Top AGU news and views from 2020
As we look back on 2020, we wanted to share some of the top news and views coming out of AGU. Some of this content reflects our world today: Our transition to a fully virtual Fall Meeting, and reaffirming AGU’s commitment to address racism and foster an inclusive culture.
Our top content also features new science from our community, including new insights into our oceans and solar system, new research on climate change and auroras, and first-time looks at sand ripples on Mars and the birth of an ice stream.
Be sure to also check out videos from #AGU20. We have roughly four months of content from Fall Meeting sessions, lectures, plenaries and events that is available to registered #AGU20 attendees until 15 February 2021.
We hope you enjoy a look back and 2020 and we look forward to 2021!
Top From the Prow posts:
- #AGU20: Online Everywhere Experience. With Fall Meeting less than five months away, AGU Fall Meeting leaders outlined their plans for creating the most diverse, engaging and dynamic online experience.
- AGU Fall Meeting is virtual (mostly) and remains global (always). AGU announced in June that #AGU20 will be mostly virtual.
- AGU demands diversity, equity and inclusion. After the murder of George Floyd, AGU issued a statement demanding better for our community and for the future of our society and the planet.
- Creating, and Navigating, the Virtual Fall Meeting. In October, AGU detailed some of the thinking that went into the creation of #AGU20.
- AGU commits to 8 action areas to combat systemic racism. In August, AGU leadership resolved to take eight bold, meaningful actions aimed at systemic change to address racism and foster an inclusive culture.
Top Eos stories:
- Are We Seeing a New Ocean Starting to Form in Africa? Although shallow magma storage at Erta Ale volcano hints at a rift-to-ridge transition, the tectonic future of the Afar region is far from certain.
- Search for MH370 Revealed Ocean Crust Waves. Efforts to recover the missing airplane produced high-resolution bathymetry of the southern Indian Ocean that raises new ideas about how ocean crust forms.
- How Long Was Venus Habitable? Climate simulations of Venus’s history could provide insights into the habitability of Earth and of exoplanets.
- Five Environmental Consequences of Australia’s Fires.
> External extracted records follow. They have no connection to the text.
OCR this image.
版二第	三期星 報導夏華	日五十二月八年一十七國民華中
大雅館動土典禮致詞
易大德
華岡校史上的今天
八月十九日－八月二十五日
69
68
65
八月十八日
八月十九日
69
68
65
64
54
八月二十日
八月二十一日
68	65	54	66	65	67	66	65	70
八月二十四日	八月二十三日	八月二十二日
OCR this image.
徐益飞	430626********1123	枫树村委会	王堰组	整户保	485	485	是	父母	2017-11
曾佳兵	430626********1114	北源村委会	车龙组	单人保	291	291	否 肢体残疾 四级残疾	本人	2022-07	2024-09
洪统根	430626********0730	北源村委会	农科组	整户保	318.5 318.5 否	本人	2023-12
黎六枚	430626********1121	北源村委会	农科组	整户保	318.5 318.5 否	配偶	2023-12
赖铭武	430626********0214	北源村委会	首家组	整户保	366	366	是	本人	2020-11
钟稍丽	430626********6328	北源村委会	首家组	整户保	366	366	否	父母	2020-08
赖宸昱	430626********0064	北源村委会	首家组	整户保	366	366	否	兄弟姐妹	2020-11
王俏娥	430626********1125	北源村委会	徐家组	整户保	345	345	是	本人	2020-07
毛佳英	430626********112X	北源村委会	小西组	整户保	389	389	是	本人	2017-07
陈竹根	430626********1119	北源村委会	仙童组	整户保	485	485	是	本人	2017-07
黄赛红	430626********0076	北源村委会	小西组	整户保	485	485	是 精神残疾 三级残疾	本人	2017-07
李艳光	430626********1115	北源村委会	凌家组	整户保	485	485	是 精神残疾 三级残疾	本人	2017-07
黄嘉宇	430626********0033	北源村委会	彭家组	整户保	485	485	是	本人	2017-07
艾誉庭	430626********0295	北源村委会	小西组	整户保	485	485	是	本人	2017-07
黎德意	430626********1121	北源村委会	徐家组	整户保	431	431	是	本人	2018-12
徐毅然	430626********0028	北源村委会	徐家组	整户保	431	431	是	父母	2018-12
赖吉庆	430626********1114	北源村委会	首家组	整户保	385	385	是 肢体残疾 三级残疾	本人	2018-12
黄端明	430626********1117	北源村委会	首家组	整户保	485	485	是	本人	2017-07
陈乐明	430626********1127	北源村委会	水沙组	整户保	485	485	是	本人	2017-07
Australia’s road to recovery may be long: Here’s a developing list of how the fires are affecting glaciers, wildlife, water supplies, and global carbon emissions.
- Visualizing Science: How Color Determines What We See. Color plays a major role in the analysis and communication of scientific information. New tools are helping to improve how color can be applied more accurately and effectively to data.
Top AGU videos:
- Sand ‘megaripples’ migrate in Martian deserts. In a new research study, scientists show for the first time that large sand ripples known as megaripples are migrating in Martian deserts.
- A first-ever look at ice stream formation. Scientists have captured the birth of a high-speed ice stream for the first time on top of a Russian glacier.
- A new type of aurora named ‘the dunes.’ A new type of aurora called “the dunes” discovered by aurora chasers in Finland is helping scientists better understand a mysterious layer of Earth’s atmosphere.
- Whale Cam: A day in the life of an Antarctic minke whale. Cameras attached to a rare species of Antarctic whale are giving scientists an unprecedented view of how the whales survive in their sea ice habitat.
- Listen to narwhals click, buzz and whistle. With the help of Inuit hunters, geophysicists recently recorded the various calls, buzzes, clicks and whistles of narwhals as they summered in a Greenland fjord.
Top AGU journal articles in the news:
- Citizen Scientists Discover a New Auroral Form: Dunes Provide Insight Into the Upper Atmosphere. A new type of aurora called “the dunes” discovered by aurora chasers in Finland is helping scientists better understand a mysterious layer of Earth’s atmosphere.
- Arctic Sea Ice in CMIP6. The Arctic Ocean in summer will very likely be ice free before 2050, at least temporarily.
- An Assessment of Earth’s Climate Sensitivity Using Multiple Lines of Evidence. New study rules out less severe global warming scenarios.
- Grounding Line Retreat of Denman Glacier, East Antarctica, Measured With COSMO‐SkyMed Radar Interferometry Data. East Antarctica’s Denman Glacier has retreated 5 kilometers, nearly 3 miles, in the past 22 years, and researchers are concerned that the shape of the ground surface beneath the ice sheet could make it even more susceptible to climate-driven collapse.
- Yellowstone’s Old Faithful Geyser Shut Down by a Severe Thirteenth Century Drought. Scientists studying wood samples preserved by Old Faithful have determined that the famous geyser was dormant for several decades during the 13th century due to a megadrought.